The drugs from law enforcement agencies are estimated to amount to less than 1/100th of 1 percent of the total volume of material destroyed at the incinerator.
The Minnesota Department of Public Safety’s Office of Justice Programs and the MPCA worked with 3M on the initiative, said Brian Marquart, statewide gang and drug coordinator at the department.
“Law enforcement needs a safe and effective way to get rid of controlled substances that have either been purchased or seized during investigations. … Law enforcement can’t just keep stockpiling this,” Marquart said.
Some agencies have paid up to $2,000 for a drum to be escorted out of state for incineration.
Besides paying for the barrels to store them in, using the 3M incinerator is free for agencies, Marquart said.
Wilkening’s office has ordered 10 five-gallon containers to begin to move drugs that were being kept in the property room. Getting rid of the drugs frees up space and makes audits easier as well as hedges the temptation of somebody stealing the drugs, he said.
In February, a Washington County deputy was charged with stealing prescription drugs from the sheriff’s office drug takeback bin. The deputy resigned the night he was caught after being seen in videotape opening the bin and removing bottles of medications.

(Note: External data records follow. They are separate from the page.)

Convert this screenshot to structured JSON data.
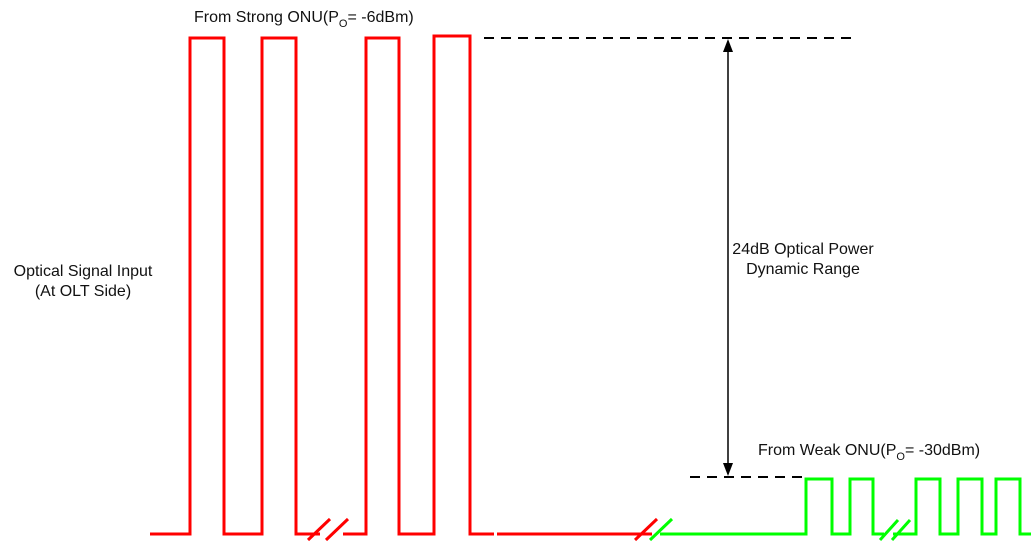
{
  "colors": {
    "strong_signal": "#ff0000",
    "weak_signal": "#00ff00",
    "reference": "#000000",
    "text": "#111111"
  },
  "labels": {
    "strong_onu": {
      "prefix": "From Strong ONU(P",
      "subscript": "O",
      "suffix": "= -6dBm)"
    },
    "weak_onu": {
      "prefix": "From Weak ONU(P",
      "subscript": "O",
      "suffix": "= -30dBm)"
    },
    "input_line1": "Optical Signal Input",
    "input_line2": "(At OLT Side)",
    "range_line1": "24dB Optical Power",
    "range_line2": "Dynamic Range"
  }
}
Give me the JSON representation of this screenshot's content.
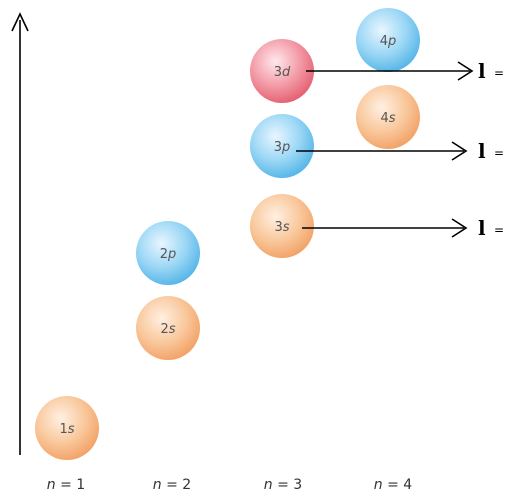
{
  "orbitals": {
    "o1s": {
      "num": "1",
      "letter": "s"
    },
    "o2s": {
      "num": "2",
      "letter": "s"
    },
    "o2p": {
      "num": "2",
      "letter": "p"
    },
    "o3s": {
      "num": "3",
      "letter": "s"
    },
    "o3p": {
      "num": "3",
      "letter": "p"
    },
    "o3d": {
      "num": "3",
      "letter": "d"
    },
    "o4s": {
      "num": "4",
      "letter": "s"
    },
    "o4p": {
      "num": "4",
      "letter": "p"
    }
  },
  "shell_labels": {
    "n1": {
      "var": "n",
      "eq": " = 1"
    },
    "n2": {
      "var": "n",
      "eq": " = 2"
    },
    "n3": {
      "var": "n",
      "eq": " = 3"
    },
    "n4": {
      "var": "n",
      "eq": " = 4"
    }
  },
  "l_labels": {
    "top": {
      "symbol": "l",
      "eq": "="
    },
    "middle": {
      "symbol": "l",
      "eq": "="
    },
    "bottom": {
      "symbol": "l",
      "eq": "="
    }
  },
  "colors": {
    "s_orbital": "#f7b37f",
    "p_orbital": "#73c4ee",
    "d_orbital": "#ee6f80"
  }
}
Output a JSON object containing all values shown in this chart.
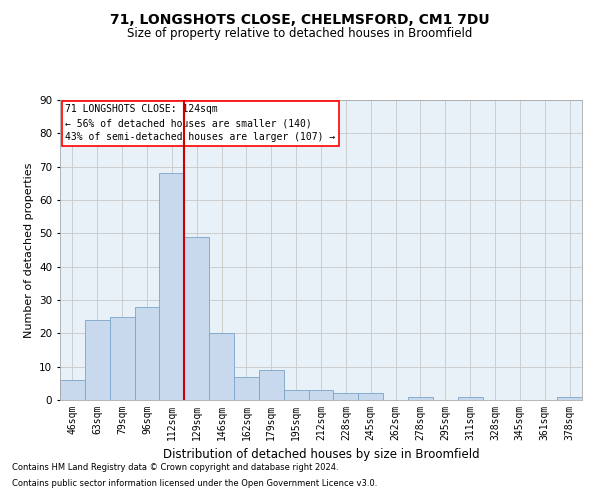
{
  "title": "71, LONGSHOTS CLOSE, CHELMSFORD, CM1 7DU",
  "subtitle": "Size of property relative to detached houses in Broomfield",
  "xlabel": "Distribution of detached houses by size in Broomfield",
  "ylabel": "Number of detached properties",
  "bar_color": "#c9d9ed",
  "bar_edge_color": "#7aa4c8",
  "background_color": "#ffffff",
  "plot_bg_color": "#e8f0f8",
  "grid_color": "#c8c8c8",
  "vline_color": "#cc0000",
  "categories": [
    "46sqm",
    "63sqm",
    "79sqm",
    "96sqm",
    "112sqm",
    "129sqm",
    "146sqm",
    "162sqm",
    "179sqm",
    "195sqm",
    "212sqm",
    "228sqm",
    "245sqm",
    "262sqm",
    "278sqm",
    "295sqm",
    "311sqm",
    "328sqm",
    "345sqm",
    "361sqm",
    "378sqm"
  ],
  "values": [
    6,
    24,
    25,
    28,
    68,
    49,
    20,
    7,
    9,
    3,
    3,
    2,
    2,
    0,
    1,
    0,
    1,
    0,
    0,
    0,
    1
  ],
  "ylim": [
    0,
    90
  ],
  "yticks": [
    0,
    10,
    20,
    30,
    40,
    50,
    60,
    70,
    80,
    90
  ],
  "annotation_line1": "71 LONGSHOTS CLOSE: 124sqm",
  "annotation_line2": "← 56% of detached houses are smaller (140)",
  "annotation_line3": "43% of semi-detached houses are larger (107) →",
  "footnote1": "Contains HM Land Registry data © Crown copyright and database right 2024.",
  "footnote2": "Contains public sector information licensed under the Open Government Licence v3.0.",
  "title_fontsize": 10,
  "subtitle_fontsize": 8.5,
  "ylabel_fontsize": 8,
  "xlabel_fontsize": 8.5,
  "tick_fontsize": 7,
  "annot_fontsize": 7,
  "footnote_fontsize": 6
}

The closest other facility that could destroy all types of drugs is in Sauget, Ill., said Brandon Finke, a pollution control specialist at the MPCA.
There are five other municipal solid waste incinerators in Minnesota that can destroy household pharmaceuticals and plant-based drugs like marijuana but not other narcotics, which can be hazardous if simply burned and released into the air, Finke said.
The 3M incinerator destroys 99.9999 percent of combustible waste.
“This is the best destruction of these chemicals that we can achieve in Minnesota,” Finke said.
Law enforcement has to fill barrels of each separate type of material off-site and accompany them sealed to the 3M facility. Under the watch of video surveillance, the barrel is first destroyed in a kiln that ranges in temperature from 1,800 to 2,000 degrees Fahrenheit.